Support for pro-life efforts excludes groups from receiving Canada Summer Jobs grants, yet abortion support does not. CNS photo/Art Babych

Summer job grants flow to abortion groups

By 
  • January 10, 2024

Canada Summer Jobs applicants who fail to toe the federal government’s ideological line on abortion and related issues remain out of the running for grants under the hire-a-student program.

But a Catholic Register search of government records shows funding forbidden to pro-life groups and Christian day camps still flowed last year to a Montreal sex education business with ties to International Planned Parenthood. Money has also been given to groups lobbying for expansion of MAiD, The Register has learned.

Last year, Liberal MP Anthony Housefather allocated Canada Summer Jobs funds to SexEd Mart, which provides curriculum resources and training for sex education.

SexEd Mart founder and owner Stephanie Mitelman Bercovitch has for decades embedded her professional and business interests in the broader regional and international push for both mandatory sex education and abortion rights.

Planned Parenthood Montreal was dissolved in 1998, but the nonprofit abortion and sexual education provider is still listed as a resident business at the same Montreal address registered to SexEd Mart.

In 2004, Bercovitch re-launched Planned Parenthood Montreal as the Sexual Health Network of Quebec. Two years later, SHNQ affiliated with the Canadian Federation for Sexual Health, and thereby with International Planned Parenthood.

The SHNQ is a non-profit organization that derives all its income from the sale of the same-sex education curriculum and training materials that Bercovitch wrote and marketed at SexEd Mart.

According to Bercovitch’s Wikipedia page, SHNQ offers “sex education sessions for free to schools across Montreal” and advocates for the “re-introduction of mandatory sex education in Quebec.”

The program, which started as a parliamentary allocation dispensed by MPs to help create student summer employment in their ridings, was the focus of a national uproar in 2018 when the Liberal government added an attestation to weed out those organizations that did not “respect the values underlying the Canadian Charter of Rights and Freedoms as well as other rights.”

The controversy and subsequent legal challenges coincided with the attestation being dropped the following year.

But lawyer Barry Bussey, then director of Legal Affairs for the Canadian Council of Christian Charities, says very little has changed in the intervening years. Success in obtaining the federal subsidies appears to come down to a proper alignment with the Liberal government’s opinions, Bussey says.

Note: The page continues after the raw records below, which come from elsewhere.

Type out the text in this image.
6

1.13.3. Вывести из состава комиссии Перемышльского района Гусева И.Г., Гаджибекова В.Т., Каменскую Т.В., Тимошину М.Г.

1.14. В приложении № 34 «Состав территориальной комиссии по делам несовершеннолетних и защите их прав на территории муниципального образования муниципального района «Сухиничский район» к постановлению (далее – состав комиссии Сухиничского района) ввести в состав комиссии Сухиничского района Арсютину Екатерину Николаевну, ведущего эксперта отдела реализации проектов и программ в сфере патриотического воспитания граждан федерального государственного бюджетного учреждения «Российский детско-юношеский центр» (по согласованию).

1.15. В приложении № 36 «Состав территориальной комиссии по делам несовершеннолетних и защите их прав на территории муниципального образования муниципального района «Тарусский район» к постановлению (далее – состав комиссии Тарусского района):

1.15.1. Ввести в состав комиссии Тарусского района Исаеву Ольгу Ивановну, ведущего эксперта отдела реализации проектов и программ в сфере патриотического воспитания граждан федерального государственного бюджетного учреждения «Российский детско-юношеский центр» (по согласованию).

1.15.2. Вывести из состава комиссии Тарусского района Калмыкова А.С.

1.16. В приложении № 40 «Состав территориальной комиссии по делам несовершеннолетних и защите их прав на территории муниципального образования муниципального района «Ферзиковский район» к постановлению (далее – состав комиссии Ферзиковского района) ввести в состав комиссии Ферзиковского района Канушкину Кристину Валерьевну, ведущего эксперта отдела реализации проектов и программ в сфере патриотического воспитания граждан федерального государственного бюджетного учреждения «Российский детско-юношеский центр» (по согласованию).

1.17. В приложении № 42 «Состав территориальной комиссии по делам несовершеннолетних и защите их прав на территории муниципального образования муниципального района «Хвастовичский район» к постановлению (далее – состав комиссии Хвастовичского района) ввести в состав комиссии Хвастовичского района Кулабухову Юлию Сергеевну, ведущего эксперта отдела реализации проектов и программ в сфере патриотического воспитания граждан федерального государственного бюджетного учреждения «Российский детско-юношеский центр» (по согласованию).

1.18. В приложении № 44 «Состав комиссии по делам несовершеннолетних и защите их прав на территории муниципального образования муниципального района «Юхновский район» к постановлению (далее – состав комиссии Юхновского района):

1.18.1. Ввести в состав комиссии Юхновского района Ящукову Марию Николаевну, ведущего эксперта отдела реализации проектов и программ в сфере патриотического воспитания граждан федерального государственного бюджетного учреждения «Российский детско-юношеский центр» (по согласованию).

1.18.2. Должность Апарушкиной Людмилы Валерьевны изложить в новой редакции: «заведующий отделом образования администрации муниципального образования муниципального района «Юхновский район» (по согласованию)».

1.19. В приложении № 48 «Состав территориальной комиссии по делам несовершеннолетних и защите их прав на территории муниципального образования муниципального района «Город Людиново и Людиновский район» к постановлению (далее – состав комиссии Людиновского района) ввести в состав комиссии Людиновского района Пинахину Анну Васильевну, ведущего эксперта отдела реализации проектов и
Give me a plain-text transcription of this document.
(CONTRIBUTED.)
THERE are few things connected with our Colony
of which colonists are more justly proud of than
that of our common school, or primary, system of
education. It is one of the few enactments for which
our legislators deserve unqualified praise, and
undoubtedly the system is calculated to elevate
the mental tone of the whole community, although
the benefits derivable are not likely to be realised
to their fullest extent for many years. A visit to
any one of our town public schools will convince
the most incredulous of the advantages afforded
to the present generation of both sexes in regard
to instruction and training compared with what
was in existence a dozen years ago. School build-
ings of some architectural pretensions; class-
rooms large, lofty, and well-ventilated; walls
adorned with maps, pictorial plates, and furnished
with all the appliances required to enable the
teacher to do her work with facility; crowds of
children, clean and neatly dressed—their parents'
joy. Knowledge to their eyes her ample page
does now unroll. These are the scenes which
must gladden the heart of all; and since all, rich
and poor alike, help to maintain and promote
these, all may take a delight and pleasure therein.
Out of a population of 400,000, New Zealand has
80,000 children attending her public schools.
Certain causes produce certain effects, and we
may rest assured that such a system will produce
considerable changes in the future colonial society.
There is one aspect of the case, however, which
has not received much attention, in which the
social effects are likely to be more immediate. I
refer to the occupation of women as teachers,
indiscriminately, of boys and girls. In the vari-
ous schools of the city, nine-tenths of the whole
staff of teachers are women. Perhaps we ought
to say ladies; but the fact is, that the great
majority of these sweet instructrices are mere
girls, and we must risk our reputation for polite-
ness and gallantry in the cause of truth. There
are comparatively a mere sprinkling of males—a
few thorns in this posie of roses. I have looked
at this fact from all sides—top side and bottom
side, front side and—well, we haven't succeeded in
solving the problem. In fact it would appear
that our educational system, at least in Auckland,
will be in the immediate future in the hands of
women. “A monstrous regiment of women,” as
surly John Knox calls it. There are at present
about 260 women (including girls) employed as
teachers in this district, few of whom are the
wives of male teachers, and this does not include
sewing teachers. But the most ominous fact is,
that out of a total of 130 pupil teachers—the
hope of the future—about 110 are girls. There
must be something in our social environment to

“Any indication of not holding the proper views, as determined by the government, means the organization will not receive funding,” he said.

The 2024 Canada Summer Jobs application stipulates the exclusion of projects, job activities or organizations that “actively work to undermine or restrict a woman’s access to sexual and reproductive health services” or “engage in activities that directly or indirectly infringe, undermine, weaken or restrict the exercise of rights legally protected in Canada.”

Despite the removal of the 2018 attestation, the new “directly or indirectly” language is a kicker for any Catholic organization that upholds the sanctity of human life from conception to natural death.

Bussey is confident that, discreetly, religious or conscience-based discrimination is taking place.

“The removal of the attestation moved the discrimination of government actors from the public view.  When the attestation was on the application, everyone could see  the government was clearly discriminating against the religious organization.  Now, with the attestation gone from the application document, the government is able to hide behind the faceless bureaucracy as it ‘investigates’ the organization out of the public view,”  he said.

The program is the only federal funding that allows individual MPs to vet applications from the businesses and organizations in their home ridings. But, with the current ideological-purity tests in place, Bussey feels the decision-making process has been overtaken by federal bureaucrats.

“From my observation the bureaucracy is having a greater say.  It is my view that the government does not want to leave it up to the riding offices as they cannot be ‘trusted’ by government ideologues to make the ‘right’ decisions.”

There are further indications preference is being given to advocacy organizations that are onside with the Liberal political platform. In both 2022 and 2023, the Toronto chapter of Dying with Dignity Canada received CSJ funding. A charitable organization that advocates for aggressive extension of “right to die” laws in Canada, Dying with Dignity Canada has offices in the riding of Carolyn Bennett, Liberal MP and Minister of Mental Health and Addictions from 2021 to 2023.

The application deadline for 2024 CSJ funding is Jan. 10, and a new crop of small businesses and community organizations will await the outcome of their submissions.

Five years on from the attestation debacle, it appears there is more than one kind of screening process in place, meaning Catholic organizations that might have otherwise applied have been deterred and others that have gone forward will be refused funding.

“It is ridiculous that our own government would be the source of such a moral conundrum for a charity that is doing good things for society at large,” said Bussey.